Chapitre 6 : Paul
Elle ne croit pas à toutes ces conneries, Anna. À ces histoires de forces maléfiques qui influent sur nos actions, nos esprits, nos pensées, guident nos actes et entourent d'un halo mystérieux les événements troubles. Elle ne croit pas aux histoires de fantômes, de vampires, de génies magiques qui offrent trois vœux. Elle ne croit qu'en l'Homme et elle sait à quel point ce dernier peut être mauvais, pernicieux, malin. Elle sait à quel point il est plus facile de croire que des forces supérieures s'affrontent quelque part, le Bien et le Mal. Que ce sont ces forces les responsables de ce qu'il se passe sur notre planète, mais Anna sait ce n'est pas le cas. Elle sait que les vrais monstres, ce sont nous. Le vrai Mal, les méandres du cerveau humain. Et on ne lui fera pas dire que ce qu'elle a ressenti dans cette chambre d'hôtel, dans la voix de cette femme, lui donne l'impression d'avoir assisté à quelque chose qui n'a rien de normal. Quelque chose qui ne répond pas aux lois que l'on connait, qui n'a ni maître, ni limites. On ne lui fera pas dire et pourtant elle y croit. À cet instant, elle se dit que cette enquête n'est pas de son ressort. Ni du ressort d'aucun flic, en vérité.

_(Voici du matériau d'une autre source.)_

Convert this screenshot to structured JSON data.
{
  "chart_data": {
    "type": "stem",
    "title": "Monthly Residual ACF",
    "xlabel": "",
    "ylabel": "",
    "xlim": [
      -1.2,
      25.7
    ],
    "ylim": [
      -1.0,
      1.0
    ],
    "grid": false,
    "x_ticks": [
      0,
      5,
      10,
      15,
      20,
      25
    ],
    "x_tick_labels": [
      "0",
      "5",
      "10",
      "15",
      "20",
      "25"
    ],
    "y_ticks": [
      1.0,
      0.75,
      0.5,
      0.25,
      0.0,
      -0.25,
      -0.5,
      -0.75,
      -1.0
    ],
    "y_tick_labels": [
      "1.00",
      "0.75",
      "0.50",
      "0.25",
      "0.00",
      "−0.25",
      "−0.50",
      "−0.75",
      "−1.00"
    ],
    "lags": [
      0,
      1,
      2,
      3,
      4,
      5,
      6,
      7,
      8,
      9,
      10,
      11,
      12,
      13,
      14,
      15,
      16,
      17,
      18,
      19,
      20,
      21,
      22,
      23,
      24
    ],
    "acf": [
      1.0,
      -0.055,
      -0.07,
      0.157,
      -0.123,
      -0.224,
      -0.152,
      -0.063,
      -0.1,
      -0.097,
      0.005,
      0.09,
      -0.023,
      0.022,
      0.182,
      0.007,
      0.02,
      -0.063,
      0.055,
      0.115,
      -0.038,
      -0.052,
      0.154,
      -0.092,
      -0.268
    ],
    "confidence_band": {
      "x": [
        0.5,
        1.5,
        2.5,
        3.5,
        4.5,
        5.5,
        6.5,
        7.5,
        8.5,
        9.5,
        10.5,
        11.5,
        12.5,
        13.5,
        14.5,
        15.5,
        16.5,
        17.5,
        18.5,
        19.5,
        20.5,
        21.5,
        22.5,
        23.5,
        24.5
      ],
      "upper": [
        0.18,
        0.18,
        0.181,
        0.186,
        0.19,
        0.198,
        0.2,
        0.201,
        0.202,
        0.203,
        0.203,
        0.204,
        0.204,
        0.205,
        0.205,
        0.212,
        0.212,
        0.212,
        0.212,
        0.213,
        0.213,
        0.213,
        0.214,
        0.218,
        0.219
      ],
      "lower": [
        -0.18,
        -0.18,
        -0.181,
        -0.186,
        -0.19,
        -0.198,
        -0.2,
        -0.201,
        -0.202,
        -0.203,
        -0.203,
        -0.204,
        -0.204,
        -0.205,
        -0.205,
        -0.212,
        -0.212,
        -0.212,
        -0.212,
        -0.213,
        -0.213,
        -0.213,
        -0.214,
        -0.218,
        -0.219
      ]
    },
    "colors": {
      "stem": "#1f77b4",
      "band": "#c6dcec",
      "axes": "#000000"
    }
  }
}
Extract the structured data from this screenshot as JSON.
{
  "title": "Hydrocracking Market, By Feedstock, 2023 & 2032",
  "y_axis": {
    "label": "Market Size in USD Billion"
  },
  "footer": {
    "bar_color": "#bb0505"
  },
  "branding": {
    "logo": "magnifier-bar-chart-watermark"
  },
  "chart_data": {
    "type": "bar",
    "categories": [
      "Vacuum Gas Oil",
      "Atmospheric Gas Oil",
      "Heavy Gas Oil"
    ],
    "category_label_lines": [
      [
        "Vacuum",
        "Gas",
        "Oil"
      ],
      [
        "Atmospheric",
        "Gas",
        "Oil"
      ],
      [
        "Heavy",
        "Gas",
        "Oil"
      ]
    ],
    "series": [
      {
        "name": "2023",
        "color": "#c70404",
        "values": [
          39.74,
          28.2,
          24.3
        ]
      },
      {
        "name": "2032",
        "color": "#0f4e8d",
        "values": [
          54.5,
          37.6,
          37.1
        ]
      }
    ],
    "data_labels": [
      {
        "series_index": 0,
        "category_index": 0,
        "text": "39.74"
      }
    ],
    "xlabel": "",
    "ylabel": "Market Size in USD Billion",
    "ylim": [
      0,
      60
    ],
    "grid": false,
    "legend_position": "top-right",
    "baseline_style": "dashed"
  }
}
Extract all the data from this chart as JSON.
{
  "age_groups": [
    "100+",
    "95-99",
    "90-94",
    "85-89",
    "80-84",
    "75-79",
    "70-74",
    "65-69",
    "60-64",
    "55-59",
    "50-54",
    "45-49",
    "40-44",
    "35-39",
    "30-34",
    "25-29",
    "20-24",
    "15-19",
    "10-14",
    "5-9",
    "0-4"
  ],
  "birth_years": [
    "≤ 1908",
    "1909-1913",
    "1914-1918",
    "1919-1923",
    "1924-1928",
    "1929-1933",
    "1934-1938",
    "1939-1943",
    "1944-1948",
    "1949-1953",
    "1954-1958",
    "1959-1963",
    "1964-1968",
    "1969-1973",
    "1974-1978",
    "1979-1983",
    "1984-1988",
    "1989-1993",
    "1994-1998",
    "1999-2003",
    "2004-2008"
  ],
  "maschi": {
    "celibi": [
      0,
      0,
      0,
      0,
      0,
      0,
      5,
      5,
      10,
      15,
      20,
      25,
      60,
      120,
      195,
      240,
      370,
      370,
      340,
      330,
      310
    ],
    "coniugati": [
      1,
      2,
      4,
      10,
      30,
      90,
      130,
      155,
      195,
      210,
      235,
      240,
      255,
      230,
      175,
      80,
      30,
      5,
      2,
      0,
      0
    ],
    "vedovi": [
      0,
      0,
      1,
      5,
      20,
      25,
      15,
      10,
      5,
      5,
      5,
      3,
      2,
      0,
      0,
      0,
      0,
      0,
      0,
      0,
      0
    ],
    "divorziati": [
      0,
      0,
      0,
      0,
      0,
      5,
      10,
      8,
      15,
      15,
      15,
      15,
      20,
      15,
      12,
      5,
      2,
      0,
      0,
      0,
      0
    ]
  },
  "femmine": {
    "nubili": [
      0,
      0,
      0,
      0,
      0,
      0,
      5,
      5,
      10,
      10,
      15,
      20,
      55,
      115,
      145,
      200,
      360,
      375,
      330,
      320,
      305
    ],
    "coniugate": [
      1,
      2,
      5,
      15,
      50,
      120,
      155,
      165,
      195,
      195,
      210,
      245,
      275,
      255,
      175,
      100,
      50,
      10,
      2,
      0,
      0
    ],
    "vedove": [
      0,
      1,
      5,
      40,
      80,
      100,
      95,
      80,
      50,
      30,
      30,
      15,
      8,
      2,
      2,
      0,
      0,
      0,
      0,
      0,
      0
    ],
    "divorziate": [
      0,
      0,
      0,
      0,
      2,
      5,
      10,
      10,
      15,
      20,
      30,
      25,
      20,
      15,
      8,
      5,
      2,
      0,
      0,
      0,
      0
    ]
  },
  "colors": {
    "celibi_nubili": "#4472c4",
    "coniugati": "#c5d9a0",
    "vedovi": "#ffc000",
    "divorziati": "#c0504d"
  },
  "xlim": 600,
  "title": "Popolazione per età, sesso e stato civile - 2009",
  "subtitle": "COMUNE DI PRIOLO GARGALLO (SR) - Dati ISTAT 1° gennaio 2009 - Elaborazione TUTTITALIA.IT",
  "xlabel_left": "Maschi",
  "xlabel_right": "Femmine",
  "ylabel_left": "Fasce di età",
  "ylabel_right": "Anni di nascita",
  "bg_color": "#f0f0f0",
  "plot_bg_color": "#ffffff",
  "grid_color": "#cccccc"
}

- On est un "on" alors maintenant ?
Heureusement qu'elle s'est mis à parler celle-là, elle était presque en train de l'oublier. Est-ce qu'elle s'est résignée à l'idée de devoir se la coltiner aujourd'hui ? Oui. Est-ce qu'elle s'est résigner à l'idée de devoir se la coltiner sur toute la durée de cette foutue enquête ? Par tous les dieux, bien sûr que non.
- Aujourd'hui je n'ai pas suffisamment de force pour en dépenser inutilement à essayer de vous faire fuir, aujourd'hui. Demain en revanche, vous avez plutôt intérêt à ce que je ne vous croise pas. Plus jamais.
Elle ressort la voix de policière stricte et sévère, et elle le fait bien. C'est dans son tempérament d'être aussi froide, aussi calme, mesurée et incroyablement sèche. Des fois, elle se dit qu'elle n'est que ça. Qu'une flic aigrie, sans vie sociale ni vie de famille. Merde, c'est sacrément triste tout ça. Anna se reprend en entrant de nouveau dans la gare. Toute l'enquête ne se déroulera pas ici mais c'est plus pratique de laisser une unité sur le terrain si la scientifique a besoin de plus d'analyses. Elle fait partie de cette unité. Elle ne la dirige pas, mais c'est visiblement elle la plus énergique de leur troupe de joyeux lurons, alors a pris les choses en main.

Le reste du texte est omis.